Former Red Bull Racing driver Brian Vickers will get some Cup race action this year after all, after picking up six races with Michael Waltrip Racing in the #55 car.

"I am thrilled to get back behind the wheel of not just a race car, but a very fast race car," said Vickers, who will have his first run in the car next weekend at Bristol. "This is going to be fun. I appreciate the opportunity Michael and the entire MWR organization are giving me."

The car is being driven for 24 of the 36 Cup races in 2012 by veteran racer Mark Martin, who put it on pole for the Phoenix event last weekend. However Martin is reducing his overall workload and the remaining ten oval races are to be split between Vickers and car owner Michael Waltrip. A road course specialist yet to be announced will take the final two events at Sonoma and Watkins Glen.

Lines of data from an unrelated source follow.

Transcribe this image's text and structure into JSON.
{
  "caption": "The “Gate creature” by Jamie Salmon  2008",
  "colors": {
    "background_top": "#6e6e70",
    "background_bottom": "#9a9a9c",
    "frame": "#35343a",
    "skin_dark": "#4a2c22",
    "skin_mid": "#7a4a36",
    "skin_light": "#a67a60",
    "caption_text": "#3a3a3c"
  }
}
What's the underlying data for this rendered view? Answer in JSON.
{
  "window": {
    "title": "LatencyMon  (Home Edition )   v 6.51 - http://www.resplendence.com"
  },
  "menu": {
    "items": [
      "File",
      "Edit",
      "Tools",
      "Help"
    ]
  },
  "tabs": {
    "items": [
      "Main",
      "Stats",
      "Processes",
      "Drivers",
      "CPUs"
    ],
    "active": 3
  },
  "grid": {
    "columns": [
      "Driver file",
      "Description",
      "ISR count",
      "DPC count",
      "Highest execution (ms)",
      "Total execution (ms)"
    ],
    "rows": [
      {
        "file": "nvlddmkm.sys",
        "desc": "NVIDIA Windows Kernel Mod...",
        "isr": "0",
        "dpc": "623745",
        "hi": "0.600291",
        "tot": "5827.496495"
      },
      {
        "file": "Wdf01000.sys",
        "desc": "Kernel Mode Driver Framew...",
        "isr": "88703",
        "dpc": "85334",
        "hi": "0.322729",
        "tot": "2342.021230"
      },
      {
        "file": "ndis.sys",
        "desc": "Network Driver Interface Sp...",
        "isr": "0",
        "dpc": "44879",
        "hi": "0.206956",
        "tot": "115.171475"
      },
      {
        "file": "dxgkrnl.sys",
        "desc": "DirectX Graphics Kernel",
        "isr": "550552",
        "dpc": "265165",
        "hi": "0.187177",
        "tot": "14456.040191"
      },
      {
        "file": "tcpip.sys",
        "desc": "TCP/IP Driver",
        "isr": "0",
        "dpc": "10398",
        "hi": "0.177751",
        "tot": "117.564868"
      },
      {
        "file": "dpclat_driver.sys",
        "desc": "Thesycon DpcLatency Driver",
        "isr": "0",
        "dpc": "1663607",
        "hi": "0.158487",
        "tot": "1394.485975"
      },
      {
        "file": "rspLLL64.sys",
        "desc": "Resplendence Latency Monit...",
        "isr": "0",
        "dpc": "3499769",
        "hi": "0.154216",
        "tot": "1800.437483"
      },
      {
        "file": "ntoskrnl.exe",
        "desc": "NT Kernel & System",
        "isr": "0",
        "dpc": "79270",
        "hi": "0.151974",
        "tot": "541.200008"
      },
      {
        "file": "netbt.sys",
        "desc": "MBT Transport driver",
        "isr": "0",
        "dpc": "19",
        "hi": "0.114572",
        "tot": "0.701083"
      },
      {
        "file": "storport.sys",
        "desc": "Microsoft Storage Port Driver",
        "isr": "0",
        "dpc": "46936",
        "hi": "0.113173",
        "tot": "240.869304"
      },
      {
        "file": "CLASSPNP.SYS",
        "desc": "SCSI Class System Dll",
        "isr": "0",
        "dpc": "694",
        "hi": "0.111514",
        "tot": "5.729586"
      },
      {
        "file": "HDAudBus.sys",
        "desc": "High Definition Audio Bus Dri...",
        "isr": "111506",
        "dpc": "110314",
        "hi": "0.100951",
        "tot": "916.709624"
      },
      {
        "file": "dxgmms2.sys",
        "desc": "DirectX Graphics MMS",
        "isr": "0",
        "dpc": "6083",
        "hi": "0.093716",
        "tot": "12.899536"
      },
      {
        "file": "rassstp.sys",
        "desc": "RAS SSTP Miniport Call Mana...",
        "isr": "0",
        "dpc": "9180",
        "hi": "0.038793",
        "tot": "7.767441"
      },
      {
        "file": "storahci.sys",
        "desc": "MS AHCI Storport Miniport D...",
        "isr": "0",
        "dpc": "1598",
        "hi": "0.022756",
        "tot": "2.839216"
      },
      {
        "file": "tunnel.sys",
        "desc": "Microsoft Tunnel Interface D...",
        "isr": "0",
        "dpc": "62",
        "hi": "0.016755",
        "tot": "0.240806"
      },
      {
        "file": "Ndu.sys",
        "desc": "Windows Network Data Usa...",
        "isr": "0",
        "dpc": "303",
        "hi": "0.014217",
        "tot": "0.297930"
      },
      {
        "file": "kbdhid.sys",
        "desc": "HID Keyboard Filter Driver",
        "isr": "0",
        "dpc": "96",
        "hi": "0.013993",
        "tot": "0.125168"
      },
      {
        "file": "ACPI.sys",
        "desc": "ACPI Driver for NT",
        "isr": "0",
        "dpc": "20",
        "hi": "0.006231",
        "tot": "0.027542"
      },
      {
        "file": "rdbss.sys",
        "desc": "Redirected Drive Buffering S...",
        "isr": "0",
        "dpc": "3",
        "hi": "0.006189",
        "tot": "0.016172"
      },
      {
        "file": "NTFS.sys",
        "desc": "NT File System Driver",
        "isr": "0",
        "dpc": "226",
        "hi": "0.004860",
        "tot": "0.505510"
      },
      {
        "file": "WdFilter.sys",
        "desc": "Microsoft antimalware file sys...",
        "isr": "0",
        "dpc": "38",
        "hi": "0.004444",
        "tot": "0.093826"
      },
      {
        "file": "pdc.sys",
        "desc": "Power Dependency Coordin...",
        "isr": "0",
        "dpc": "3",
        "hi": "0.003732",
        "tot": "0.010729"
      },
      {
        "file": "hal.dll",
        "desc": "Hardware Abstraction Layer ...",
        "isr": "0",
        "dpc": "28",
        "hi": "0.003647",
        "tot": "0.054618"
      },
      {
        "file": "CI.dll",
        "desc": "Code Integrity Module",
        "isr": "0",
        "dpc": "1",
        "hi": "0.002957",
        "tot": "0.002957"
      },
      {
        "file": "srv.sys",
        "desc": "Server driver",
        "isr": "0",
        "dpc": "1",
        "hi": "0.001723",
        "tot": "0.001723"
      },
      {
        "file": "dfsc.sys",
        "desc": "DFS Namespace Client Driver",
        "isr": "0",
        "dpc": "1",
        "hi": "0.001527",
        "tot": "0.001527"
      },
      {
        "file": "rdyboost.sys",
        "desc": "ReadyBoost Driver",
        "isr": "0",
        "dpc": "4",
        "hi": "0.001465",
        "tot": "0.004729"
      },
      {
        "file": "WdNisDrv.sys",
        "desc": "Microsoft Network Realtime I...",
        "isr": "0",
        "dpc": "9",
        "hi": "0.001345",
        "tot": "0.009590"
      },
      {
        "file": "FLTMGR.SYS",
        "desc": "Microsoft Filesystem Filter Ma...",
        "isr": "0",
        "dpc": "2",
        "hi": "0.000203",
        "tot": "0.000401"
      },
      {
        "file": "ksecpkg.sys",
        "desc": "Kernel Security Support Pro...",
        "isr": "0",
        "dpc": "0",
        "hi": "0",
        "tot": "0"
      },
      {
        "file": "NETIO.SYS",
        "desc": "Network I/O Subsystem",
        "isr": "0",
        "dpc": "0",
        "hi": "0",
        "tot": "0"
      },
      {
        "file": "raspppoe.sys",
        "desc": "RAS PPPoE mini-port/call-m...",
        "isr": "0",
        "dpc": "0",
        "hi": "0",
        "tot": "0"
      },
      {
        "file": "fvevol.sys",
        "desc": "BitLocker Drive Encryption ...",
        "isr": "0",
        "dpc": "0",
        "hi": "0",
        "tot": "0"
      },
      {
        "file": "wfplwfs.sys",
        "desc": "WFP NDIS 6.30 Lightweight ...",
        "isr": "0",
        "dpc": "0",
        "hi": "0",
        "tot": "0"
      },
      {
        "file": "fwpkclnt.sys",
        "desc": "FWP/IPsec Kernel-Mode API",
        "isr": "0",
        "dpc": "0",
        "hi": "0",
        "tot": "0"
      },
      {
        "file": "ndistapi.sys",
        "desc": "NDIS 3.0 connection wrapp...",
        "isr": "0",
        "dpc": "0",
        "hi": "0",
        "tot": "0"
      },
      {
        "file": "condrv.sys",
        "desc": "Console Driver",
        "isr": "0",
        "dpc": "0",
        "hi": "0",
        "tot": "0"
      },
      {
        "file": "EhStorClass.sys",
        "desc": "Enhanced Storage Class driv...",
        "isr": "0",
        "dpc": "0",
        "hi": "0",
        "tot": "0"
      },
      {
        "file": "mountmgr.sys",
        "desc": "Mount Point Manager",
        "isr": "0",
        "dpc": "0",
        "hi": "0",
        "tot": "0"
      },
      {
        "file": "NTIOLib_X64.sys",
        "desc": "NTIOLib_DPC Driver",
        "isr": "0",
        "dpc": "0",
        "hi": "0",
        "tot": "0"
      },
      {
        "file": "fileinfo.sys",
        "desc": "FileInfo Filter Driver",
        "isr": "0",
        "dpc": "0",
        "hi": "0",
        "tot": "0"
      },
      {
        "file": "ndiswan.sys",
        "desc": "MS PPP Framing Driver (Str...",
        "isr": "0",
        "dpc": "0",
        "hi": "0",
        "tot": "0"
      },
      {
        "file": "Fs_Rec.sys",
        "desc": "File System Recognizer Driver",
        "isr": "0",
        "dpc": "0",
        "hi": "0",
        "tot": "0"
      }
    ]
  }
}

Originally a five-race deal was announced last weekend as having been handed to Elliott Sadler, who won his first Nationwide Series race in over 13 years at Phoenix. But the deal fell apart just two days later, possibly over conflicts of interest between the various engine manufacturers and sponsors involved.

However, Sadler himself said that after his Nationwide race win at Phoenix, his car owner Richard Childress had advised him to pull out of the Cup deal in order to concentrate on his bid for this year's Nationwide title.

Regan Smith, Paul Menard uninjured after road accident

Cup drivers Regan Smith and Paul Menard escaped unhurt after their road car was involved in a traffic accident in Colorado mid-week.

Smith and Menard, along with Smith's wife Megan and a family friend, were on their way to the ski slopes on Wednesday morning when Smith lost control of his Silverado truck after hitting a patch of ice. The truck slid off the road and crashed into a collection of trees.

The incident happened near Smith's mountain home in Evergreen, outside of Denver. Both drivers will compete as normal in Sunday's Kobalt Tools 400 Sprint Cup Series race at Las Vegas Motor Speedway.

Infineon ends Sonoma naming rights deal

Infineon Technologies has decided not to renew its ten-year naming deal with Infineon Raceway at Sonoma in California.

The original deal signed in June 2002 was reportedly worth $34.4m and saw the race venue renamed from Sears Point Raceway.

John Cardinale, the vice president of marketing and communications at Infineon Raceway, said that a new naming rights partner was currently being arranged.

"There are three or four companies we're talking to," he told SportsBusiness Journal. "I wouldn't say they're ready to sign, but they're certainly interested."